JAKARTA: About 250 Rohingya refugees crammed onto a wooden boat have been turned away from western Indonesia and sent back to sea, residents said on Friday.
The group from the persecuted Myanmar minority arrived off the coast of Aceh province on Thursday but locals told them not to land. Some refugees swam ashore and collapsed on the beach before being pushed back onto their overcrowded boat.
After it was prevented from landing, the decrepit boat travelled dozens of kilometres farther east to North Aceh.

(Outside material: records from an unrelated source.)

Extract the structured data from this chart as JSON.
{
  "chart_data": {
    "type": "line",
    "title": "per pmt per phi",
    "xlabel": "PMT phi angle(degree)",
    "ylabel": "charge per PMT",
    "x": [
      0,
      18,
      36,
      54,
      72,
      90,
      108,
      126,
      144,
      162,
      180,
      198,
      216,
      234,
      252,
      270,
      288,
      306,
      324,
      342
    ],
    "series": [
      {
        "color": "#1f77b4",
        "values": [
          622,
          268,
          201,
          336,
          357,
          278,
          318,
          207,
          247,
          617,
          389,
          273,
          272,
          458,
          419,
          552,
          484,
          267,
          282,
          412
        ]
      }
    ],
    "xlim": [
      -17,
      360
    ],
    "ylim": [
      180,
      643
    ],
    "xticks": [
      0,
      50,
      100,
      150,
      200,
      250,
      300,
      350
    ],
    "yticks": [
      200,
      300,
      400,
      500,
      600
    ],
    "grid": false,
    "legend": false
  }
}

But locals again sent them back to sea late on Thursday.
By Friday, the vessel, which some on board said had sailed from Bangladesh about three weeks ago, was no longer visible from where it had landed in North Aceh, residents said.
Thousands from the mostly Muslim Rohingya minority risk their lives each year on long and treacherous sea journeys, often in flimsy boats, to try to reach Malaysia or Indonesia.
“We’re fed up with their presence because when they arrived on land, sometimes many of them ran away. There are some kinds of agents that picked them up. It’s human trafficking,” Saiful Afwadi, a community leader in North Aceh, said on Friday.
Chris Lewa, director of Rohingya rights organisation the Arakan Project, said the villagers’ rejection seemed to be related to a lack of local government resources to accommodate the refugees and a feeling that people smugglers were using Indonesia as a transit point to Malaysia.
“It is sad and disappointing that the villagers’ anger is against the Rohingya boat people who are themselves victims of those smugglers and traffickers,” Lewa said on Friday.